IT044 High Performance Computing (HPC) and Storage System Administrator

Support•Greenbelt, MD

4h•Onsite

About The Position

This job description is for a High Performance Computing and Storage System Administrator to support the operations of the Integrated Modeling Computing Center (IMCC), formerly known as the NASA Center for Climate Simulation (NCCS). The IMCC will directly support the Integrated Modeling Virtual Institute (IMVI) to meet the Earth science modeling needs for NASA. The following describes the core duties and responsibilities and technical skills.
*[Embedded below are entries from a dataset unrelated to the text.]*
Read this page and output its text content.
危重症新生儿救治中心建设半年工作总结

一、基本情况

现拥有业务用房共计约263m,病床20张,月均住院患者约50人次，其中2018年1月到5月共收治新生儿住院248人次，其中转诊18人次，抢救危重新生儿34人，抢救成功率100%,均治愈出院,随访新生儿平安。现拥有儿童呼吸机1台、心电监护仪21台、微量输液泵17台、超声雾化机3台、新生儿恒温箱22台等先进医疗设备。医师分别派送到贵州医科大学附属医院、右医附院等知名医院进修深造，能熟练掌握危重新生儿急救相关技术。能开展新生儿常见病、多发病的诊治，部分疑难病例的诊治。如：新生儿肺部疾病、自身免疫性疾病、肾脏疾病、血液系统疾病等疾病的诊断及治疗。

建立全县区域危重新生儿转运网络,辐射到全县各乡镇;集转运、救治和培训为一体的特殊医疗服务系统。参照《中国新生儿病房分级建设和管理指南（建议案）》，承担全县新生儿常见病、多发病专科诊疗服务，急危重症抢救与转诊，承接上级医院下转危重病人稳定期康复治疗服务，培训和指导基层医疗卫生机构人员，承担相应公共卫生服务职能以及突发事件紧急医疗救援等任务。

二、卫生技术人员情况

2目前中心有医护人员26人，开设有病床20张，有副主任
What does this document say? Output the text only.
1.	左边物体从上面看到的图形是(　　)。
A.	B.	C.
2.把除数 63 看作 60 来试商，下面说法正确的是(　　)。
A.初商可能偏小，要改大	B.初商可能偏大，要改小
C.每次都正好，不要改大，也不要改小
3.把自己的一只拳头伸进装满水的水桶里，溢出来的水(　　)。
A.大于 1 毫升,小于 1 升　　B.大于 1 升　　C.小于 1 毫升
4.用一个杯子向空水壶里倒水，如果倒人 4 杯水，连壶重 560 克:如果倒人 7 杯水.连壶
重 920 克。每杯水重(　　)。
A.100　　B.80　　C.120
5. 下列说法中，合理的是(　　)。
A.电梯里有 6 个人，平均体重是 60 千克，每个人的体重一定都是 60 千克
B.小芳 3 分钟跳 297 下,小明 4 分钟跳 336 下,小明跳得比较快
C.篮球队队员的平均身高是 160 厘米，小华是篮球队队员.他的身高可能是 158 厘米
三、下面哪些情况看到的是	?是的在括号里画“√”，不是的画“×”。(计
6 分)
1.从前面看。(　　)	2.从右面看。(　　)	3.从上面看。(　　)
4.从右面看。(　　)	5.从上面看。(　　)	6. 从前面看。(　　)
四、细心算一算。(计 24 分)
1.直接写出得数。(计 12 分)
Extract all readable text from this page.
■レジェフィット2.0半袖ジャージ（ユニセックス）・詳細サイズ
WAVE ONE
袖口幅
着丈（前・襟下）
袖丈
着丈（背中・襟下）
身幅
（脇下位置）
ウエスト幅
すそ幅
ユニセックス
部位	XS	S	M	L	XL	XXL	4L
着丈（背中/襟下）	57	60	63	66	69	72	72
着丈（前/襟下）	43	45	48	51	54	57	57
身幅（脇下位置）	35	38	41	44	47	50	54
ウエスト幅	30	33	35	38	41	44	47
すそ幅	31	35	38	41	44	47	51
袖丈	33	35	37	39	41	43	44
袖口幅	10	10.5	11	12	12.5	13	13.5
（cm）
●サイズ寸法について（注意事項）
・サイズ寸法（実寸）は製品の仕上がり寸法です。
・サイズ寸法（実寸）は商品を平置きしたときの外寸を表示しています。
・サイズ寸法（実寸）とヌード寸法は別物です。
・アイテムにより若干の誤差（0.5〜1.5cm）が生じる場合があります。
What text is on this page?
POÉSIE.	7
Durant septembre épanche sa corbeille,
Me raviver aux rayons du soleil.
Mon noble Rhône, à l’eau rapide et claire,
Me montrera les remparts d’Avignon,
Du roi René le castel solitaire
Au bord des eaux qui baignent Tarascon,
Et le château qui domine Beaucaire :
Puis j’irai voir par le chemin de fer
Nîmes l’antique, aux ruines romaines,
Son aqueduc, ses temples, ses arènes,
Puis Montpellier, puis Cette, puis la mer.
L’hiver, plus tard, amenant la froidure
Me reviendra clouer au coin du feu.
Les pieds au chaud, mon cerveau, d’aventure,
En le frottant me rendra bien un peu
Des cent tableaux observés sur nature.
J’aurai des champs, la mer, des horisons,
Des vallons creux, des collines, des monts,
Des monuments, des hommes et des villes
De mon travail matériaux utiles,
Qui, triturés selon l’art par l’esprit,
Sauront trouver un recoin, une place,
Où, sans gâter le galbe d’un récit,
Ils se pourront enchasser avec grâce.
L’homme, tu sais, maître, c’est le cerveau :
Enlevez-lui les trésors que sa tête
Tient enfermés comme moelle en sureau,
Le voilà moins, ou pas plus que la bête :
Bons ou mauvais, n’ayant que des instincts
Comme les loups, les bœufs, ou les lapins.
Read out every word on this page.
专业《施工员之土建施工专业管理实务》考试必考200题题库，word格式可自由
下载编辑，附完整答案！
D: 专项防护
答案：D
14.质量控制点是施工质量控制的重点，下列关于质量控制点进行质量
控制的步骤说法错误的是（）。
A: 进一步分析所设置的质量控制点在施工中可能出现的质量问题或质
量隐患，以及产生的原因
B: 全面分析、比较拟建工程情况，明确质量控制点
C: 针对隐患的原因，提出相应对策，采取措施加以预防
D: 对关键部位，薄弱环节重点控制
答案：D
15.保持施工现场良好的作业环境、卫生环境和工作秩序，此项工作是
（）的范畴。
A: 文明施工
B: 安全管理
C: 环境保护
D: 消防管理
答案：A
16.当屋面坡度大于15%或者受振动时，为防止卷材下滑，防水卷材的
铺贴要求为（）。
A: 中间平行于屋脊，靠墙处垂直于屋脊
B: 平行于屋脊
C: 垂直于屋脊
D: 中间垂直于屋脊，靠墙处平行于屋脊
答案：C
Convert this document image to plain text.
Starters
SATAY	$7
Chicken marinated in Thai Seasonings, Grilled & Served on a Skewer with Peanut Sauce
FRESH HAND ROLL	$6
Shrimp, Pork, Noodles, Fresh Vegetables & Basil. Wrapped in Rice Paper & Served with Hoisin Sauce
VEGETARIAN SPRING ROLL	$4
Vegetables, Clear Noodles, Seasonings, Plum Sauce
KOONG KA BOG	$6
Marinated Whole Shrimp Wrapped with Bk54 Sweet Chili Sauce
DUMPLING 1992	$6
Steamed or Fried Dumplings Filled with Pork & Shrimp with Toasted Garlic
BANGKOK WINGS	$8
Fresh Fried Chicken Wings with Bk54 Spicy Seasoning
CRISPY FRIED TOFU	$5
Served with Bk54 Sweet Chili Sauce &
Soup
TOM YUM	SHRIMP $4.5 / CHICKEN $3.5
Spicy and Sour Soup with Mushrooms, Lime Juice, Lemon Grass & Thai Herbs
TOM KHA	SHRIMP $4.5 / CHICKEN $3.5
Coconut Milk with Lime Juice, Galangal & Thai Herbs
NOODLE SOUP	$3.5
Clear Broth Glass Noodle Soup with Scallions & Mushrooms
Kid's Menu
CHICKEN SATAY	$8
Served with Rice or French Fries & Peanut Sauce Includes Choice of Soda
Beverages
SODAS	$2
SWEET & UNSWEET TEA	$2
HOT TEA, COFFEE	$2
Ideal candidates should have excellent communication skills, problem solving, and the ability to work efficiently within a highly performing team environment.

Requirements

Advanced, production-level expertise in enterprise Linux distributions (RHEL, Rocky Linux, AlmaLinux, or Ubuntu Server), incorporating expert-level command-line proficiency, kernel tuning, and automated shell scripting (Bash, Python).
Hands-on experience in the design, deployment, scaling, and/or optimization of high-performance file systems.
Experience in deploying, configuring, and operating IBM Spectrum Scale and/or Lustre.
Working familiarity with HPC resource management, including experience with Slurm.
Robust foundation in core security frameworks, containing firewalls, identity management (LDAP/Active Directory), access control lists (ACLs), SSH hardening, and continuous patch management cycles.
Experience operating within modern Agile frameworks (Scrum, Kanban), leveraging iterative workflows, participating in sprint reviews, and utilizing collaborative project boards (Jira, Gitlab) to track milestones.
Proficiency in configuring and maintaining GPU-accelerated computing environments, including driver installation/management, CUDA or similar library configuration, and performance tuning for accelerated workloads.
A MS degree and 5+ years’ experience in relevant work areas.
US Citizenship required
Ability to obtain and maintain a Tier 1 or Tier 2 Investigation through NASA.

Responsibilities

Perform day-to-day operations and management of large-scale, supercomputing clusters to meet the required availability, and performance, including, but not limited to, integration, provisioning, software stack deployment, updates, hardware and software maintenance, and decommissioning.
Deploy, tune, configure, maintain, and operate massive parallel file systems.
Manage, configure, optimize, and troubleshoot cluster management and job scheduling software.
Proactively implement security updates, coordinate systematic Operating System kernel patches, and mitigate vulnerabilities across computing and storage environments without compromising system stability.
Coordinate vendor-supported maintenance schedules, conduct hardware and software diagnostics, and participate in rapid-response resolution during service degradations or system blackouts.
Provide specialized, tiered technical assistance ranging from software provisioning and workflow optimization to advanced, expert-level troubleshooting for complex research challenges.
Provision, configure, and maintain GPU-accelerated computing systems, including driver management, library configuration, and performance optimization for workload acceleration.